On crie à l’injustice, il répond par sa bonté

Paroisse Saint-Jean-Baptiste – Ottawa https://sjb-ottawa.org

« Injustice ! Scandale ! Honte ! » : la parabole des ouvriers au salaire égal est une provocation ! Ceux qui ont travaillé une seule petite heure reçoivent exactement le même salaire que ceux qui ont bossé toute la journée durant douze heures : pour les ouvriers de la première heure, c’est parfaitement injuste, car eux méritent leur salaire, mais les ouvriers de la onzième heure ne méritent rien. Les derniers doivent rester les derniers.

Dans la parabole, le maître de la vigne demande à ce que ce soient les derniers qui soient payés en premier. Si bien que ceux qui ont travaillé toute la journée assistent à la remise du salaire de tous les ouvriers qui ont été embauchés après eux : ils voient défiler tous ceux qui ont moins travaillé qu’eux, et ils voient le salaire qu’ils reçoivent… le même qu’eux, au centime près ! Ils voient de leurs yeux ce qui leur apparaît comme une injustice. Cette injustice, c’est la même que dénonce le frère du fils prodigue dans une autre parabole (Lc 15). Il a été un ouvrier fidèle dans les champs de son père, contrairement à son frère qui a dilapidé tout l’héritage. Pourtant le père fait tuer le veau gras, et le frère est jaloux comme un poux : « Voilà tant d’années que je te sers sans avoir jamais désobéi à tes ordres ; et, à moi, tu n’as jamais donné un chevreau pour festoyer avec mes amis » (Lc 15, 29).

Mais imaginons une parabole un peu différente : imaginons que ceux qui ont travaillé dès l’aube, à 6h du matin, soient payés en premier. Ils se sentiraient satisfaits, car ils recevraient la somme qui avait été convenue au moment de l’embauche. Ils ne verraient pas ce que les autres reçoivent comme salaire, et chacun repartirait chez soi satisfait, sans jalousie ni mauvaise pensée.

Cela signifie que l’injustice que dénoncent les ouvriers de la première heure est une injustice de comparaison. C’est parce que je regarde ce que mon voisin a dans son assiette que je deviens fou de rage, mort de jalousie, et que je crie à l’injustice. Mais les pensées du maître de la vigne ne sont pas mes pensées, ses chemins ne sont pas mes chemins. Une distance infinie les sépare. De mon point de vue, ce n’est que pure injustice. De son point de vue, ce n’est que pure bonté car chacun est comblé.

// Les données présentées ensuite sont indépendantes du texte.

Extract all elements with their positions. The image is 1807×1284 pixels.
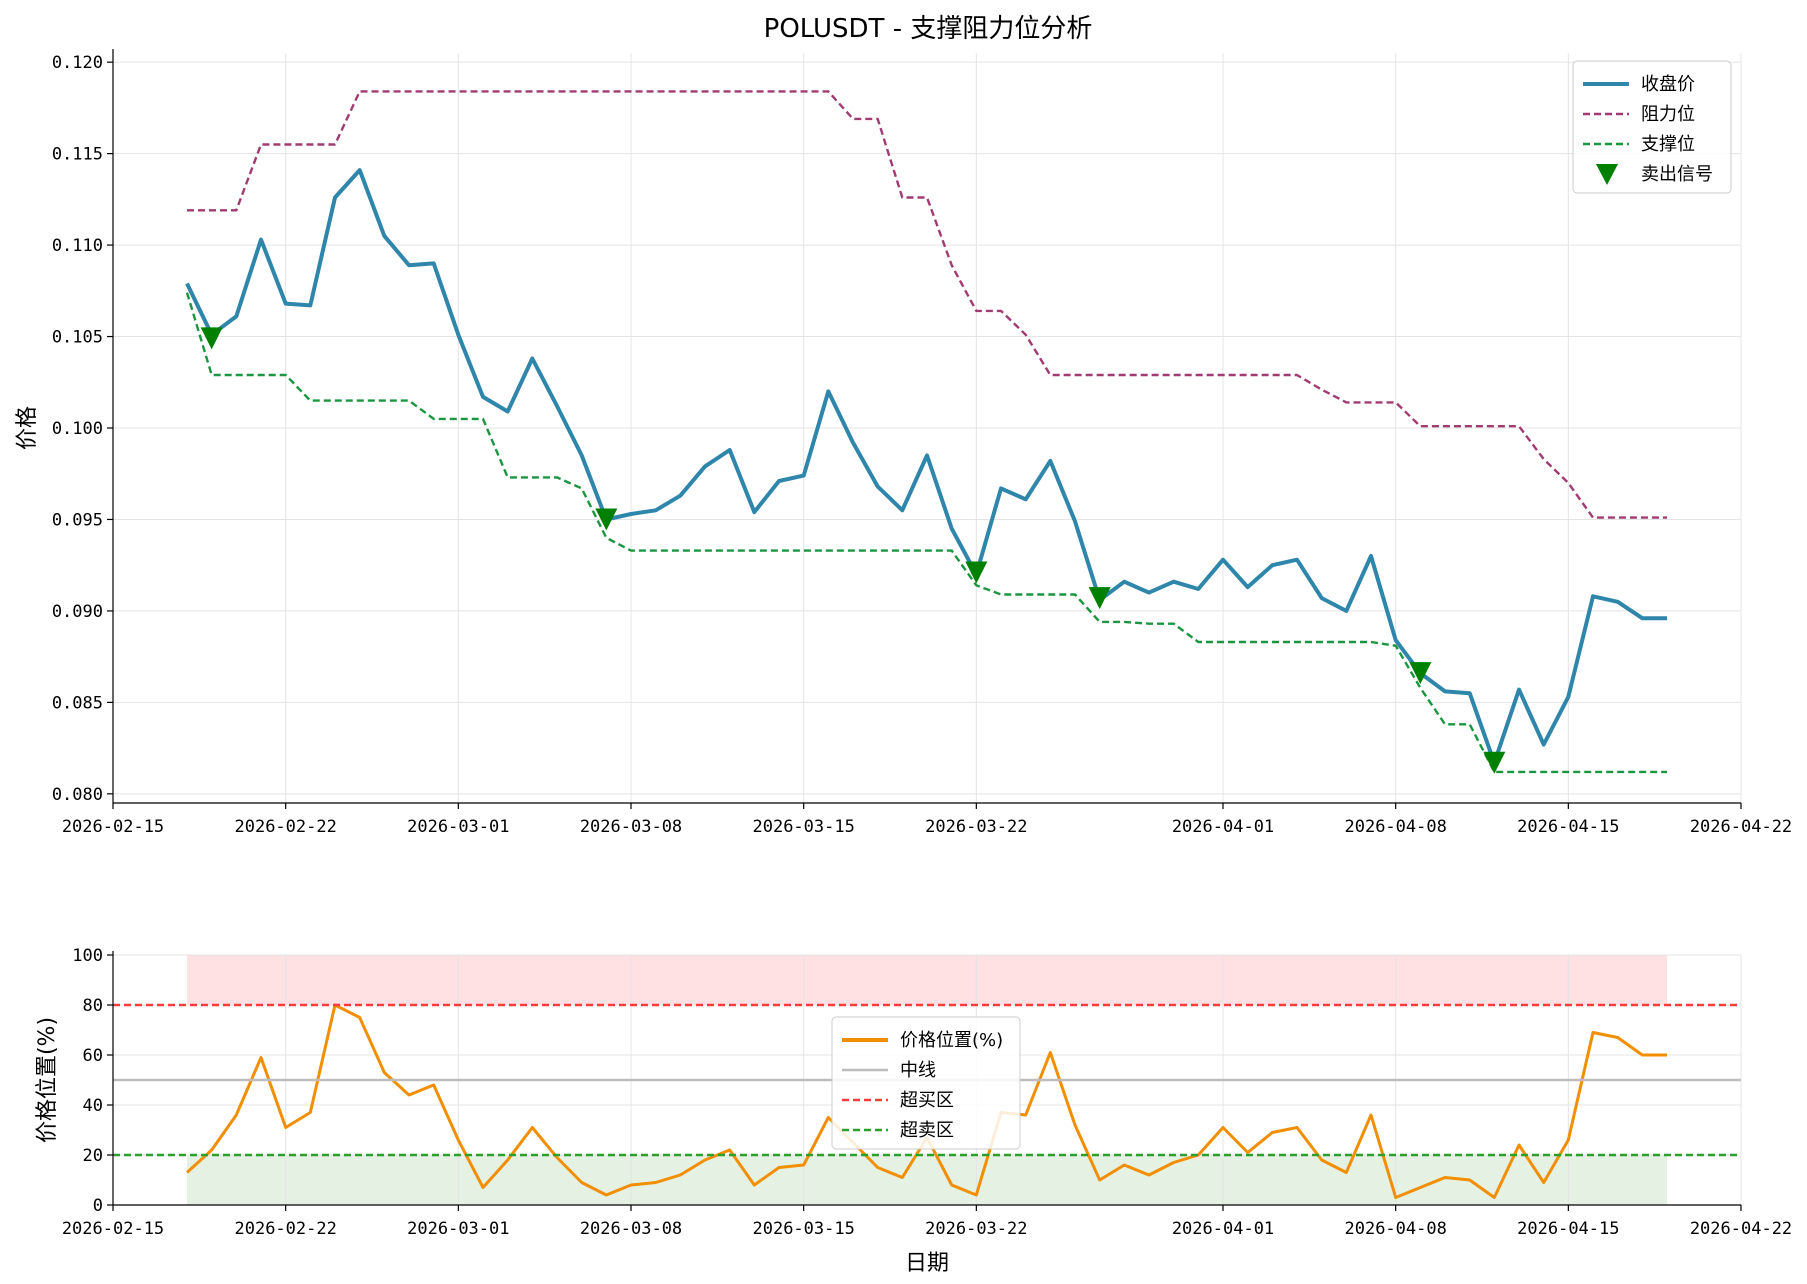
y-tick-label: 0 — [93, 1196, 103, 1216]
chart-title: POLUSDT - 支撑阻力位分析 — [764, 14, 1093, 44]
x-tick-label: 2026-03-15 — [752, 1219, 854, 1239]
y-tick-label: 80 — [83, 996, 103, 1016]
sell-signal-marker — [200, 327, 223, 350]
y-tick-label: 0.090 — [52, 602, 103, 622]
x-tick-label: 2026-04-15 — [1517, 817, 1619, 837]
series-line-0 — [185, 168, 1667, 765]
legend-entry: 阻力位 — [1641, 104, 1695, 125]
zone-band-1 — [187, 1155, 1667, 1205]
series-line-2 — [185, 292, 1667, 774]
y-tick-label: 0.100 — [52, 419, 103, 439]
legend-swatch — [1596, 164, 1618, 185]
y-tick-label: 0.095 — [52, 510, 103, 530]
legend-entry: 支撑位 — [1641, 134, 1695, 155]
legend-entry: 中线 — [900, 1060, 936, 1081]
x-tick-label: 2026-02-15 — [62, 817, 164, 837]
x-tick-label: 2026-03-22 — [925, 817, 1027, 837]
y-tick-label: 0.105 — [52, 328, 103, 348]
sell-signal-marker — [595, 508, 618, 531]
x-tick-label: 2026-03-15 — [752, 817, 854, 837]
x-tick-label: 2026-04-01 — [1172, 1219, 1274, 1239]
y-tick-label: 0.080 — [52, 785, 103, 805]
sell-signal-marker — [1409, 662, 1432, 685]
y-axis-title: 价格 — [15, 406, 40, 450]
y-tick-label: 0.085 — [52, 693, 103, 713]
x-tick-label: 2026-04-08 — [1344, 1219, 1446, 1239]
x-tick-label: 2026-03-08 — [580, 817, 682, 837]
legend-entry: 卖出信号 — [1641, 164, 1713, 185]
legend-frame — [1572, 60, 1732, 194]
x-tick-label: 2026-02-15 — [62, 1219, 164, 1239]
x-axis-title: 日期 — [905, 1251, 949, 1276]
x-tick-label: 2026-04-15 — [1517, 1219, 1619, 1239]
y-tick-label: 0.120 — [52, 53, 103, 73]
x-tick-label: 2026-02-22 — [234, 817, 336, 837]
y-tick-label: 20 — [83, 1146, 103, 1166]
legend-frame — [831, 1016, 1021, 1150]
y-tick-label: 0.110 — [52, 236, 103, 256]
legend-entry: 超卖区 — [900, 1120, 954, 1141]
price-panel: 2026-02-15 2026-02-22 2026-03-01 2026-03-08… — [15, 49, 1792, 837]
y-tick-label: 40 — [83, 1096, 103, 1116]
legend-entry: 价格位置(%) — [900, 1030, 1003, 1051]
sell-signal-marker — [1088, 587, 1111, 610]
x-tick-label: 2026-03-22 — [925, 1219, 1027, 1239]
x-tick-label: 2026-03-01 — [407, 1219, 509, 1239]
x-tick-label: 2026-02-22 — [234, 1219, 336, 1239]
position-panel: 2026-02-15 2026-02-22 2026-03-01 2026-03-08… — [35, 946, 1792, 1276]
x-tick-label: 2026-03-01 — [407, 817, 509, 837]
y-axis-title: 价格位置(%) — [35, 1017, 60, 1143]
x-tick-label: 2026-04-22 — [1690, 817, 1792, 837]
x-tick-label: 2026-03-08 — [580, 1219, 682, 1239]
y-tick-label: 60 — [83, 1046, 103, 1066]
y-tick-label: 100 — [72, 946, 103, 966]
sell-signal-marker — [1483, 751, 1506, 774]
sell-signal-marker — [965, 561, 988, 584]
zone-band-0 — [187, 955, 1667, 1005]
x-tick-label: 2026-04-01 — [1172, 817, 1274, 837]
y-tick-label: 0.115 — [52, 145, 103, 165]
x-tick-label: 2026-04-22 — [1690, 1219, 1792, 1239]
legend-entry: 超买区 — [900, 1090, 954, 1111]
legend-entry: 收盘价 — [1641, 74, 1695, 95]
x-tick-label: 2026-04-08 — [1344, 817, 1446, 837]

Il en est ainsi pour le Royaume. Le maître de la vigne, c’est Dieu. Les ouvriers, c’est nous. Nous pensons souvent que c’est à nous de chercher Dieu, que c’est à nous d’entrer dans le Royaume de Dieu. Mais non ! La parabole nous dit tout le contraire : en réalité, nous ne méritons rien. Le Royaume, c’est un maître de maison qui sort dès le matin afin d’embaucher des ouvriers pour sa vigne. C’est lui qui sort le premier pour aller à notre rencontre. Déjà, dans le jardin d’Éden, c’est Dieu qui cherchait l’homme : « Adam, où es-tu ? » (Gn 3). Et pour lui, il n’y a pas d’heure. Il appelle n’importe quand. Ce ne sont pas les hommes qui sont demandeurs de Dieu, mais c’est Dieu qui est demandeur de nous.

Il appelle parfois très tard, juste avant le soir, à la onzième heure. N’est-ce pas le cas de Zachée à qui Jésus demande de descendre de son arbre ? C’est le dernier homme que Jésus rencontre dans l’évangile de Luc. Zachée est un pêcheur, un homme riche car probablement malhonnête, mais Jésus veut demeurer chez lui, il vient « chercher et sauver ce qui était perdu » (Lc 15, 10). N’est-ce pas aussi le cas du centurion et même du « bon » larron (mais pour lui c’était moins une… ouvrier de 23h59).

Ce que Dieu fait avec eux et avec Zachée, il peut le faire avec chacun de nous. Mais il nous faut changer notre regard. Ce que nous dénonçons comme une injustice n’est que bonté aux yeux de Dieu. Zachée grimpe sur un sycomore : il nous faut grimper nous aussi pour voir le Royaume avec les yeux de Dieu. Et ce que nous croyons être injuste apparaîtra comme l’œuvre de la miséricorde divine.